The maximum depth of the Mariana Trench (Challenger failure fault) reaches 11,035 meters. The rift is named after a vessel converted from a fishing trawler. Its development took place under the guidance of Jacques Picard. The trench was opened and mapped in 1951 by Jacques Picard and Donald Walsh using the Trieste submersible, which reached a depth of 10,900 meters. And in 1960, Challenger II was dropped.
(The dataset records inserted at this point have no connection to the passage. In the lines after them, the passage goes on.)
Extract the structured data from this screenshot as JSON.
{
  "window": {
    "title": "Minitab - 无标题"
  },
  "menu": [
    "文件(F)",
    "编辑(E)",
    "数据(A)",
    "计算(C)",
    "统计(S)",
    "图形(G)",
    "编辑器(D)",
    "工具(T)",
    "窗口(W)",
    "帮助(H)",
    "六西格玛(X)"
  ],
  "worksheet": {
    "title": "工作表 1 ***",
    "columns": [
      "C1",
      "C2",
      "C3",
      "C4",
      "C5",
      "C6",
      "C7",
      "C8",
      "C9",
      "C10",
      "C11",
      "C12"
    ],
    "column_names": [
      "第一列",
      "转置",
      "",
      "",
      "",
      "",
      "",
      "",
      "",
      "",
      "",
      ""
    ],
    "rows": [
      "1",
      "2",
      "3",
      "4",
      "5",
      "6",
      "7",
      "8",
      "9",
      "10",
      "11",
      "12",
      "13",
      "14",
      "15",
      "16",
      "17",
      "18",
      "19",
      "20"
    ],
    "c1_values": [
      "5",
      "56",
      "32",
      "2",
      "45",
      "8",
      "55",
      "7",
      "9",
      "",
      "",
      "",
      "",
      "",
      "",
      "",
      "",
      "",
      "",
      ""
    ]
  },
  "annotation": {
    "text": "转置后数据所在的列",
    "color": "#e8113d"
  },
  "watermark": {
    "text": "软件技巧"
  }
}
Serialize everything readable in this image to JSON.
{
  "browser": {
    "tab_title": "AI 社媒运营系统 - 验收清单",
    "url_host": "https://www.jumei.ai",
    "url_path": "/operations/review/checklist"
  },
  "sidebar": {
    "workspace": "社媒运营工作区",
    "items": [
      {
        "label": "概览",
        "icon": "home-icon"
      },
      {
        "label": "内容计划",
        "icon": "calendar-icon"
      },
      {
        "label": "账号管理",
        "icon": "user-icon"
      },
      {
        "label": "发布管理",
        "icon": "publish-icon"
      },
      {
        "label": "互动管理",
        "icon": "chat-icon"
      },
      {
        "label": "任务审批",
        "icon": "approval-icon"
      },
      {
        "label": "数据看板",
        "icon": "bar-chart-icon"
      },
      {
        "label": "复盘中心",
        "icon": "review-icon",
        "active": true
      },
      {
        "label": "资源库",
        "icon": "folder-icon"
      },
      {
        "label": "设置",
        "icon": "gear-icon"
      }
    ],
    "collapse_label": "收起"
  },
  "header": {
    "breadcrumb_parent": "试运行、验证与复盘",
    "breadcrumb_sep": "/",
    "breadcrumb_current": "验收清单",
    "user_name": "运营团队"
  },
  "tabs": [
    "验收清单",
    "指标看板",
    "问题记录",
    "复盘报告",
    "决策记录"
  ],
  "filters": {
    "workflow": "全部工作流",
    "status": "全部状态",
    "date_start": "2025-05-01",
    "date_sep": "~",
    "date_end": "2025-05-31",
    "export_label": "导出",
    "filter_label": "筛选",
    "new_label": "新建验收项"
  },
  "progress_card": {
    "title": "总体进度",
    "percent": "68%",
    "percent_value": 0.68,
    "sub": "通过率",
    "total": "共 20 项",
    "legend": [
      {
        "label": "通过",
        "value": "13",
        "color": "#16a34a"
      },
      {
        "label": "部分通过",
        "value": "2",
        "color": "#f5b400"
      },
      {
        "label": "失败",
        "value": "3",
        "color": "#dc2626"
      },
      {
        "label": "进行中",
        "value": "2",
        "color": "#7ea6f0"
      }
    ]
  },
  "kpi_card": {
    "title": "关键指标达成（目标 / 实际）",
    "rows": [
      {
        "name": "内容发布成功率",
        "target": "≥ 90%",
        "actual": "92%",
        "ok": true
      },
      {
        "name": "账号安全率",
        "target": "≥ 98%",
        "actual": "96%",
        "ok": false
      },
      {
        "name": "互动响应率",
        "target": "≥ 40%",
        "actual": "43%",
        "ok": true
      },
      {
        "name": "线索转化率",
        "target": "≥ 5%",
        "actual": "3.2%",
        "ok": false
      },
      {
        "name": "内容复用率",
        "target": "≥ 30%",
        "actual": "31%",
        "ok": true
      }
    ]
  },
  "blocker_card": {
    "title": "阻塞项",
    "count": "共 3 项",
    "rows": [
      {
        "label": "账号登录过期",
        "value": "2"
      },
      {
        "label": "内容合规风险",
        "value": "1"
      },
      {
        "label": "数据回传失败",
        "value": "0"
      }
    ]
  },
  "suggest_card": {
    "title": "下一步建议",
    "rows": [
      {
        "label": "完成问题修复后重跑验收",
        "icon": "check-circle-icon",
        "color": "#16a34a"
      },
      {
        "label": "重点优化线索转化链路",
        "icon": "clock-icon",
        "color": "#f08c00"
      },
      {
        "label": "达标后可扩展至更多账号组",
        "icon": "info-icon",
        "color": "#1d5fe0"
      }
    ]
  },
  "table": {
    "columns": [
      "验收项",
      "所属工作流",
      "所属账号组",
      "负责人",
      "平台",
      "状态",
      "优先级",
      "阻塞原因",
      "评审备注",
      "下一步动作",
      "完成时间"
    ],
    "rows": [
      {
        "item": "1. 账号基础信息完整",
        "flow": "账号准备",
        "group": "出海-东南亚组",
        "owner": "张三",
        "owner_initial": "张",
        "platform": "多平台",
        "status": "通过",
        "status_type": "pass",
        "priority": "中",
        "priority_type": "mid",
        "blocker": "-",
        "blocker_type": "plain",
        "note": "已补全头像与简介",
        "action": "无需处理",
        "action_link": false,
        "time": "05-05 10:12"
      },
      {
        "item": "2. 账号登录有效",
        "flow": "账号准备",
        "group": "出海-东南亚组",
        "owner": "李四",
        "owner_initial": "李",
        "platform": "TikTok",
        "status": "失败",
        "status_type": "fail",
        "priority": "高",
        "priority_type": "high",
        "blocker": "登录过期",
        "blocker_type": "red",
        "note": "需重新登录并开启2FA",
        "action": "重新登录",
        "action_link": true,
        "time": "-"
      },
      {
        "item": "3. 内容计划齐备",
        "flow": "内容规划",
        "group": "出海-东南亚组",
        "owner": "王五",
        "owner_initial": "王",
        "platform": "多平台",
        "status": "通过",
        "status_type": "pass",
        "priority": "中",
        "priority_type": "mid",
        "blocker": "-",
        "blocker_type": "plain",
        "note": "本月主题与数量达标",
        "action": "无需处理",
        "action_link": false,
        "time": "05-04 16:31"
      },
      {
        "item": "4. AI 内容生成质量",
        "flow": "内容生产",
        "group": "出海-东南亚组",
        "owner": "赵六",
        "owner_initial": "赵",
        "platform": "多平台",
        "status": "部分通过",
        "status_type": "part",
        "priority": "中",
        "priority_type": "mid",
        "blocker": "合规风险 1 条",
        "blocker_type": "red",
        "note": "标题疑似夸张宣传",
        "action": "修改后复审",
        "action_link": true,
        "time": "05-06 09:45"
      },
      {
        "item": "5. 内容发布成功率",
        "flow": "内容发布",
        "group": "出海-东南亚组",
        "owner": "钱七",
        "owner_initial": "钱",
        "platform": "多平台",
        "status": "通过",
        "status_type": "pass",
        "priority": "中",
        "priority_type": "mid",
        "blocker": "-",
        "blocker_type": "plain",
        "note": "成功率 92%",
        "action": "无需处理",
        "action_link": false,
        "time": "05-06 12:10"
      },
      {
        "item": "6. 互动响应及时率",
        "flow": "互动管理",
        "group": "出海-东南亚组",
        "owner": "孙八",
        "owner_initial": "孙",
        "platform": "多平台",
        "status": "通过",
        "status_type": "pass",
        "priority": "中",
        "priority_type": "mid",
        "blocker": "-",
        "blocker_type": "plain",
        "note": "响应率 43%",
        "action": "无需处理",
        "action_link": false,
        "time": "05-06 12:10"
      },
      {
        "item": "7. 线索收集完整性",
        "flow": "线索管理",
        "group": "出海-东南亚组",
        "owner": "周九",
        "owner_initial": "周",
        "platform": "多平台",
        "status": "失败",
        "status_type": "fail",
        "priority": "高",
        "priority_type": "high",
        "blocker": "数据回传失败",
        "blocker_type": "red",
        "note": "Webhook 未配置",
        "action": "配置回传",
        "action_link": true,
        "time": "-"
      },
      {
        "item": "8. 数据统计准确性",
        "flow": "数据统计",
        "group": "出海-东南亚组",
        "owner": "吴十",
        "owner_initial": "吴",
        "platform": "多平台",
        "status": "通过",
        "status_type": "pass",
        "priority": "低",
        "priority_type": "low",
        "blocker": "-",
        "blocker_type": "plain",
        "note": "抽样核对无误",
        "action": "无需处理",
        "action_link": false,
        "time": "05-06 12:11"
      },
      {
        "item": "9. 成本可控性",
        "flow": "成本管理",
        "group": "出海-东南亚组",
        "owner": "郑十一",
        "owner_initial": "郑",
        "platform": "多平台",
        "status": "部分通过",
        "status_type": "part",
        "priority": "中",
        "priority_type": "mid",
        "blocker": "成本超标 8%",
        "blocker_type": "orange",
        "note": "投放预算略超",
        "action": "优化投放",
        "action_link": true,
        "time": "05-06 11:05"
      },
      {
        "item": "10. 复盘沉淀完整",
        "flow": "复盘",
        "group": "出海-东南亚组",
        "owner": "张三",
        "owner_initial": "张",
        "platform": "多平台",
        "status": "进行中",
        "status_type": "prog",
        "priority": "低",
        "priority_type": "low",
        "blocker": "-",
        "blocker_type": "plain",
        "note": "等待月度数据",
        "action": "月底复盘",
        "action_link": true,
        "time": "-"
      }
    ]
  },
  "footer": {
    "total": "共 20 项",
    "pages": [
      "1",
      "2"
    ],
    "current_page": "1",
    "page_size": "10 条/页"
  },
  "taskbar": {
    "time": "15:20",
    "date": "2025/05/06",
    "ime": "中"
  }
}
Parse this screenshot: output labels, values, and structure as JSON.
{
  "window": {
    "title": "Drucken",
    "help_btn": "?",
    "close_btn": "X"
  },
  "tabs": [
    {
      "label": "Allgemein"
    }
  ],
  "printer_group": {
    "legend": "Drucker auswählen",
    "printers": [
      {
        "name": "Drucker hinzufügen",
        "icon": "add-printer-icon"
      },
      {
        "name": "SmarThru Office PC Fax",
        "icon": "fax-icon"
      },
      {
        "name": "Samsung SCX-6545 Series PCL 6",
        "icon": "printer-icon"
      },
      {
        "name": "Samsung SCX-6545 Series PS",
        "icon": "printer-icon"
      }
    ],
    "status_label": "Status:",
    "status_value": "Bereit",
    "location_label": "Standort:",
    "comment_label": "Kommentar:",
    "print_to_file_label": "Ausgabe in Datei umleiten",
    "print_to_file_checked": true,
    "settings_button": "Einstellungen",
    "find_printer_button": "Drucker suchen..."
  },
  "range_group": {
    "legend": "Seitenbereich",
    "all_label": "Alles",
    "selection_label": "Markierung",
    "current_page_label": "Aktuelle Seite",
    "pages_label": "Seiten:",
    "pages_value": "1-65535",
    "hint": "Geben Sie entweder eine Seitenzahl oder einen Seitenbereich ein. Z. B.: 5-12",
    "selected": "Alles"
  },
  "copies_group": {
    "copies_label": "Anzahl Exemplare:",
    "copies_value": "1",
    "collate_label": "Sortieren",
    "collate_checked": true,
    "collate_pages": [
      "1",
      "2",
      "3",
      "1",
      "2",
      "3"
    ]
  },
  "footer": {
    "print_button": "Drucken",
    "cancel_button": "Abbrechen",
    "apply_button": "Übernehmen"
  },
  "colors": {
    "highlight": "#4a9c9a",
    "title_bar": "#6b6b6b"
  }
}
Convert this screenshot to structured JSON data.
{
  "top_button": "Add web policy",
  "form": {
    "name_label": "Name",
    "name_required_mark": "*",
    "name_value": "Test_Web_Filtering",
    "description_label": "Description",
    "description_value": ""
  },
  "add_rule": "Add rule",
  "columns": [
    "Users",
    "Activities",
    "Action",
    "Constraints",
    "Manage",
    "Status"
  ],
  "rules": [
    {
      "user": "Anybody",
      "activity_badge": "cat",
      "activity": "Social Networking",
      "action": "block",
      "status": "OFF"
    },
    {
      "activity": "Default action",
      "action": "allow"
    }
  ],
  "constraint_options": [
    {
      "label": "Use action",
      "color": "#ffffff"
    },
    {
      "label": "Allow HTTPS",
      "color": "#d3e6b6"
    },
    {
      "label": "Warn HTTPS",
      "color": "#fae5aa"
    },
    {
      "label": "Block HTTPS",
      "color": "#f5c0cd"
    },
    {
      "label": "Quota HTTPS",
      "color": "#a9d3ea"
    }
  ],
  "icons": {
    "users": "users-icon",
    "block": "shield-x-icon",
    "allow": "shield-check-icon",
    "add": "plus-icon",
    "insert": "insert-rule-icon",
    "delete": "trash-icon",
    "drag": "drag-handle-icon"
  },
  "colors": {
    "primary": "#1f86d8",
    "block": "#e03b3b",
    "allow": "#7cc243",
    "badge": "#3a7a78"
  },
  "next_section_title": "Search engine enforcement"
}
In the area of the Mariana Trench, there are many living organisms previously unknown to science. Even today, scientists cannot say with certainty that they have fully explored the depths. Nobody knows what else is possible to find in such a spongy place of the ocean.
At such a depth, not only simple bacteria, fish and other strange creatures live, which are even difficult to classify. For example, a fishing fish. It is named so due to a small luminous "ball" above the mouth, which serves as a bait for fish. Huge 1, 5-meter worms, strange jelly-like creatures with several pairs of eyes and these are not all species. A small amount of sludge taken for research from the Challenger sinkhole contained more than 250 species of living organisms.
Do not forget about the fact that sunlight does not penetrate to a depth of more than 150 meters, therefore all living organisms live in pitch darkness at low temperatures and in water with increased salinity and acid balance.
Research continues and will not end soon, and in general, people know about the depths of the sea many times less than about the distant points of space.